I’m not obsessed with data, but I am obsessed with going faster - and this mysterious 2 tenths had to be explained so the driver can repeat it - or identified as an error in the data and therefore ignored.
That took me 4 or 5 hours to figure out. How valuable that time investment was I do not know - but that’s obsession for you. It never really makes sense.
For me, I had to know if the data was lying or if that time can be found on track again. Without knowing that I cannot sleep.
For the outstanding drivers I’ve worked with, the obsession is that they must get that tenth or two that the data says is there. Often regardless of whether its actually a data error or not!
So I can think of two right now, Will Dendy and Olly Myers. Both are still in the racing business, Will as a GT driver here and there, Olly runs his own driver training centre in Australia.
If they saw on the data either at the track or doing a deep dive later, that there was a tenth left on the table, then they had to know how to find it.
That 2 tenths would haunt them. I mean literally haunt them, make them irritable, make them phone you up, make them wake up in the night. I mean it had a possibly unhealthy physical effect!
I should think it still does, and I would bet that if I brought up a tenth that was missing from a practice midweek test day at Whilton Mill from 2009, they would remember it. And remembering it would start to torture them today!!
That’s how nuts they are.
Performance debt
You know how it feels when someone owes you a tenner?
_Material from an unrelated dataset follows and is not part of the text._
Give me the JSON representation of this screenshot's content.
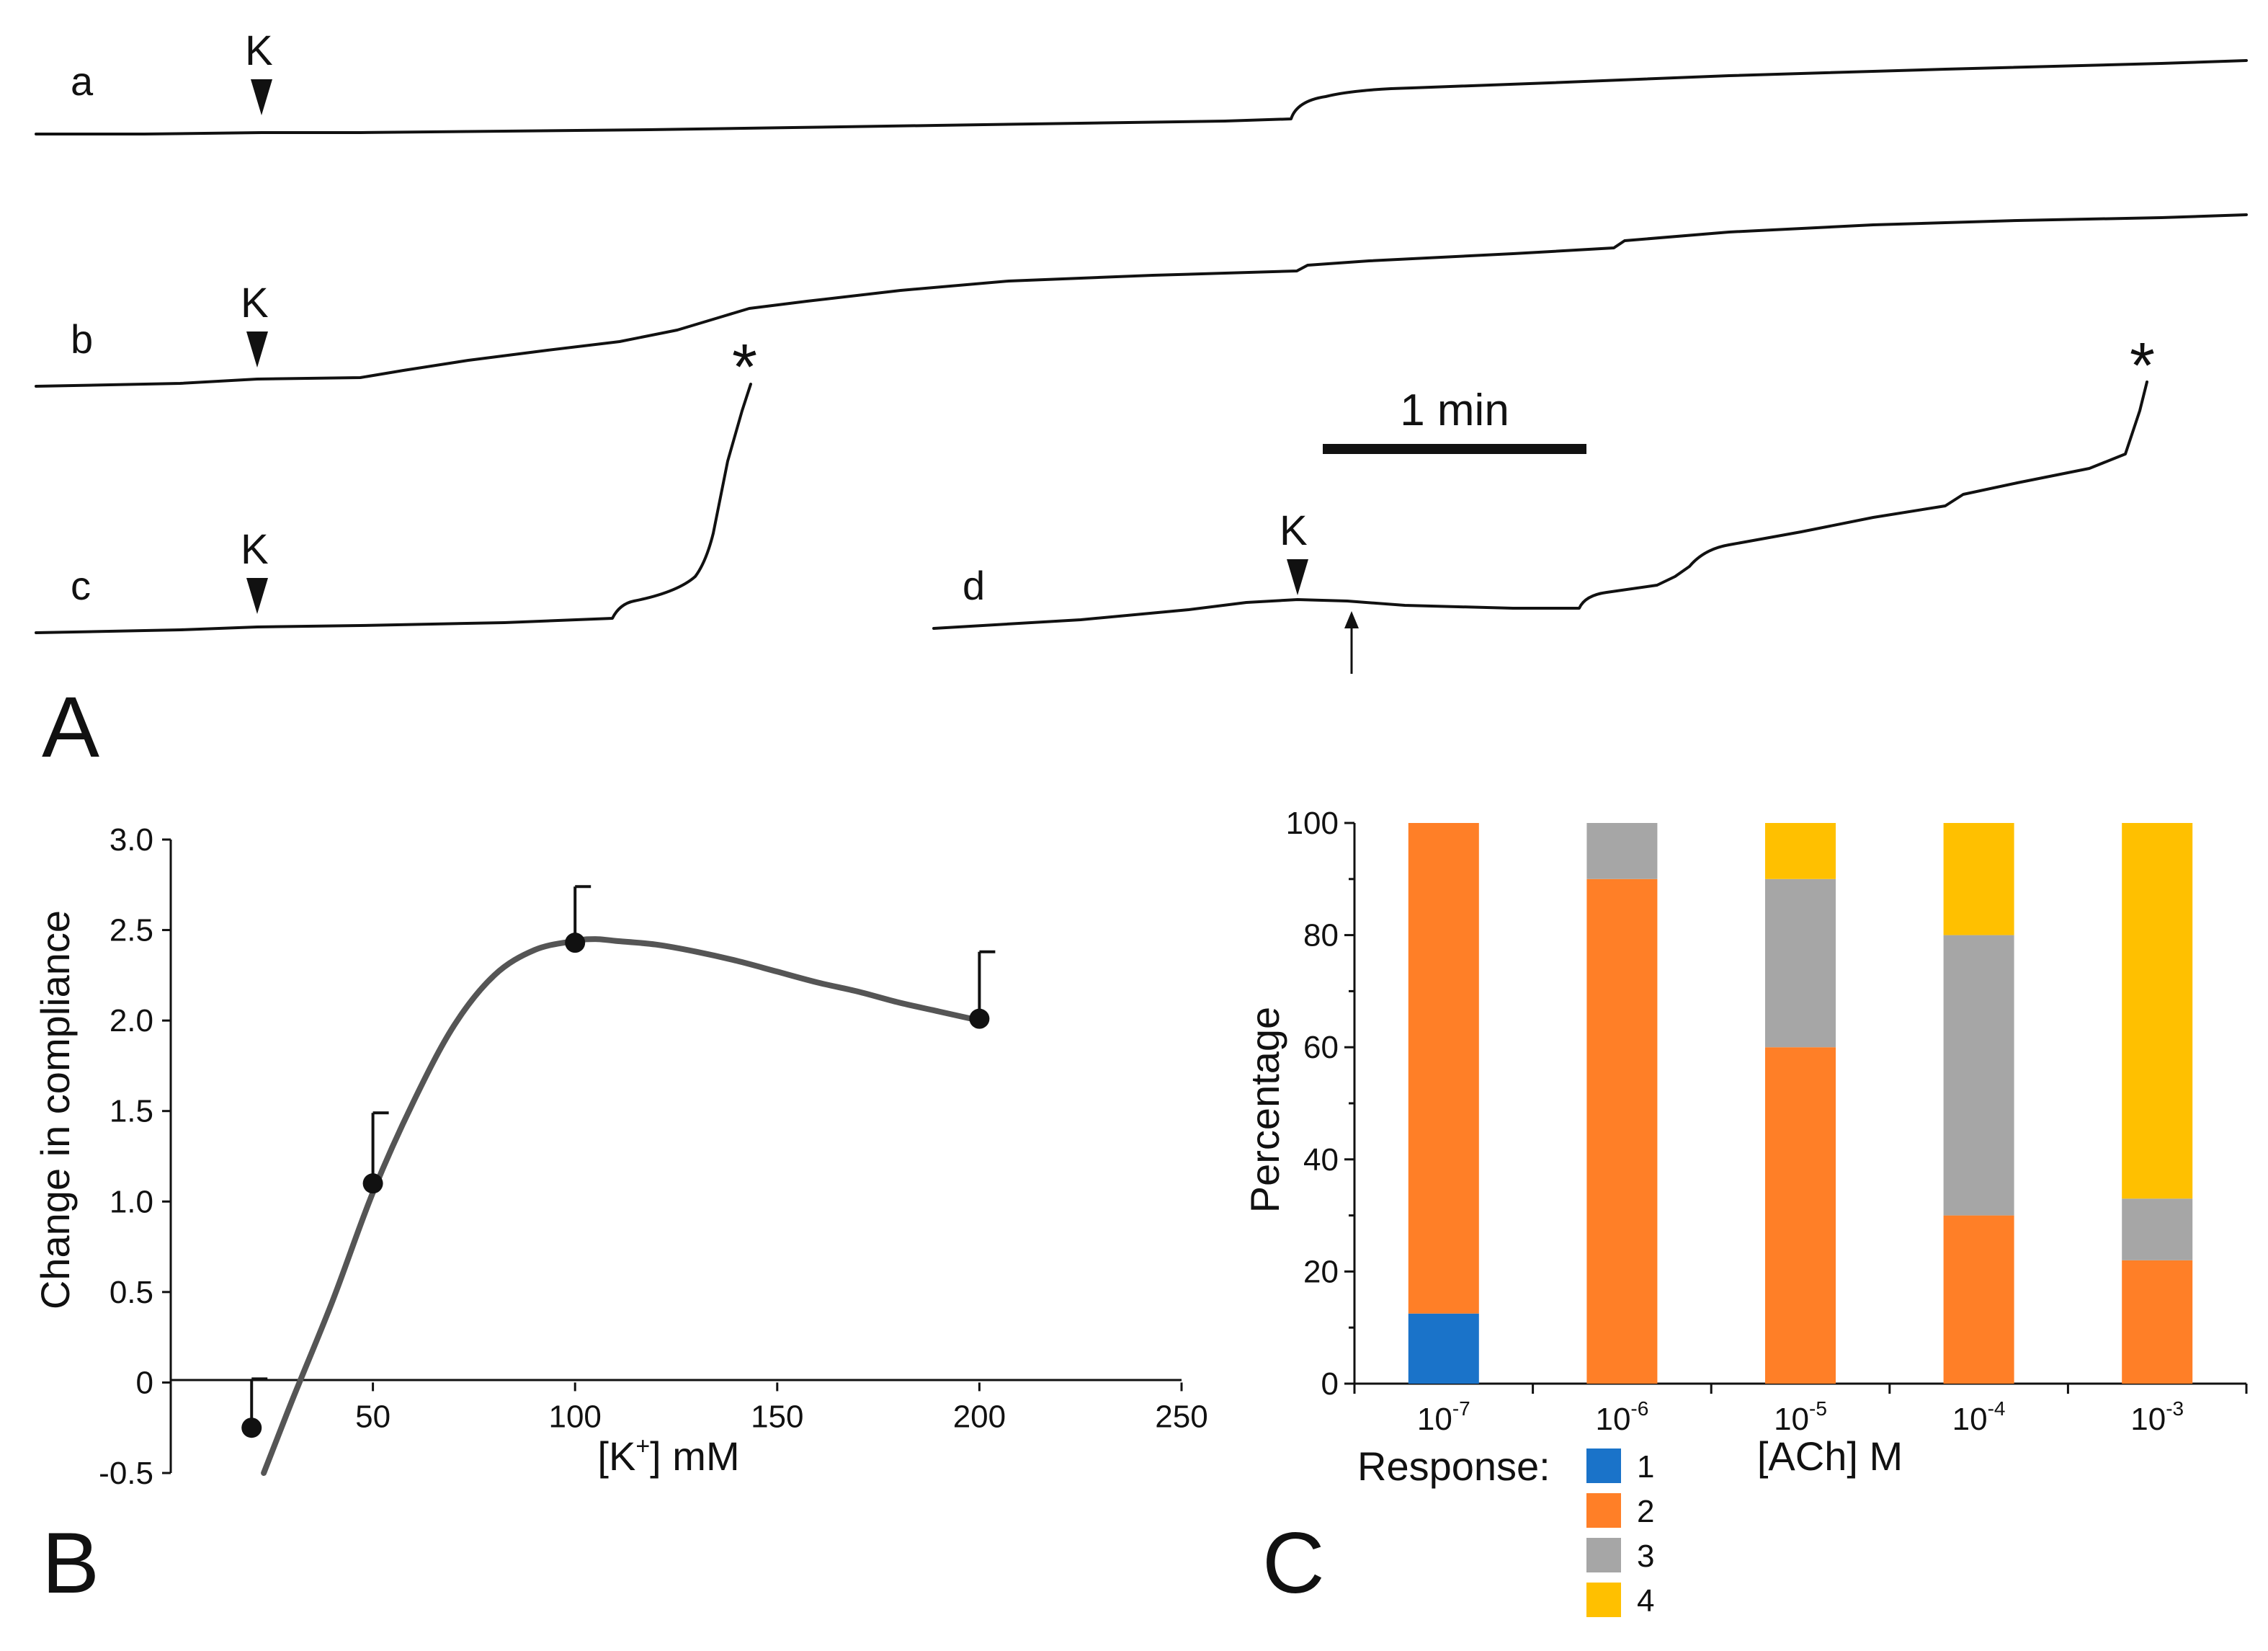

Even if its a small amount it bugs you. That’s how you should feel about a missing tenth.
The tenth is there, it is OWED to you. You can see it, the evidence is there. Are you just going to leave it?!?
Some drivers, well the majority, do walk away and leave it - Why?
They are comfortable that the potential is there, and they feel they achieved it and that’s enough. A bit like if you lend money, you know its there in the form of debt that you can cash in.
Here’s how it goes when I’m working with a driver.
They qualified 12th
Lap 5 was the fastest lap, but on lap 4 they actually found 2 tenths through the first sector, but made a mistake later in the lap.
If they had done that on lap 5 the lap would have been 2 tenths faster.
Quick maths says - YOU SHOULD HAVE BEEN P2!
For all drivers that’s a confidence boost. You have the performance to be on the front row no problem.
However, you can’t just bank that and be happy. It should also be like a knife in the heart, and it should torment you in your sleep!